Woods, a five-time Hero champion, started the day six strokes back of Woodland and had good looks at birdie on his first two holes, but burned the edges on both efforts. The first of his six birdies came at the par-5 third, where Woods two-putted after an impressive long-iron shot found the front of the green. He added another birdie at the par-5 sixth before making his lone bogey of his day on the eighth. Woods tried to muscle a 7-iron into that par 3 but came up short, then faced a difficult chip and couldn’t get up and down.
On the par-5 ninth, Woods failed to get up and down for birdie, at which point his round appeared to have stalled. But he found his form once more on the back nine, where he has had the majority of his success this week. Birdies at 11, 14 and 15 got him to nine under for the tournament—he is now 12 under on the week on the five-hole stretch from 11-15—and was two back of the lead when he stood on the 18th tee.
The home hole at Albany has given Woods significant trouble in years past—he double-bogeyed it Wednesday and said Thursday that it simply doesn’t fit his eye. But the hole played downwind on Friday, allowing Woods to club down to a 3-wood and find the fairway. From there, he needed only a half sand wedge, the ball checking up to seven feet. His putt was dead center for a closing birdie.

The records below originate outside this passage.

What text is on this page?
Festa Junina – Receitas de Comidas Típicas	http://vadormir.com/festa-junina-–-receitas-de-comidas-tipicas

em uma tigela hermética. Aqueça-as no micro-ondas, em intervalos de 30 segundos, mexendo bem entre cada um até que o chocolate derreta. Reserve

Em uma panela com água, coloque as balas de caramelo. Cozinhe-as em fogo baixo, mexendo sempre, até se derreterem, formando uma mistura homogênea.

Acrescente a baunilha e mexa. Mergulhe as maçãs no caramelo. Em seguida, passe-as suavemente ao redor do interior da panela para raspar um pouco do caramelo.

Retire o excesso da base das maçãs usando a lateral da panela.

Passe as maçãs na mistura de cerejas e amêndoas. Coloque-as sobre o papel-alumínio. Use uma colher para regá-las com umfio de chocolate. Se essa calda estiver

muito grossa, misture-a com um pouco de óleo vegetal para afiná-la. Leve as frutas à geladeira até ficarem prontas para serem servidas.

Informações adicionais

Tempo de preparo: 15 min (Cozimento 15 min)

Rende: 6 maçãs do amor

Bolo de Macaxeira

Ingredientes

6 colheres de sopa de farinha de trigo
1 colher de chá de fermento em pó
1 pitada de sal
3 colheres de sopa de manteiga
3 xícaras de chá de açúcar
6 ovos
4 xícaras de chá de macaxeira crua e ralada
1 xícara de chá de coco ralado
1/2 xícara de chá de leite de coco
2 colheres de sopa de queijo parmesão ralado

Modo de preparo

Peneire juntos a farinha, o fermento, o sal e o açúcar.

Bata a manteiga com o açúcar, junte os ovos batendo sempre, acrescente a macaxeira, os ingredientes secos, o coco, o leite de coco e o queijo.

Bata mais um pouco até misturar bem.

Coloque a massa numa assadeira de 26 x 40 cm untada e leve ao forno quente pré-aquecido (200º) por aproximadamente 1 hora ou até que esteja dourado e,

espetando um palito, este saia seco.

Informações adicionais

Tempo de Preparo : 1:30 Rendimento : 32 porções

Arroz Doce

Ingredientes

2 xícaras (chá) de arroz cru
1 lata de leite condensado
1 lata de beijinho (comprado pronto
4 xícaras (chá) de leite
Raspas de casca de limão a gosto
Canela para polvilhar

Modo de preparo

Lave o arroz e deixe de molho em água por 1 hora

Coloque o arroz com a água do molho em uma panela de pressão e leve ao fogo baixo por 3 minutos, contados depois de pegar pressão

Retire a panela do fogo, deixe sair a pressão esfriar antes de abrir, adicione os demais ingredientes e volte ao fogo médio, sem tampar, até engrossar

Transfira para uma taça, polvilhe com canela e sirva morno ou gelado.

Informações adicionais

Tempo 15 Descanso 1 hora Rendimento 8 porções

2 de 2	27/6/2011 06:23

Woods now finds himself in a peculiar position: trying to beat his 10 U.S. Presidents Cup teammates who are teeing it up this week—including Justin Thomas, who played with Woods and matched his 67. The two will play together again on Saturday in the penultimate pairing.
“The easy part is, I just have to focus on going out there and making birdies,” Woods said. “That’s easy. I can put all my energy and all my effort into that. And then, I have 23 hours on a plane to recover. That will be fine.”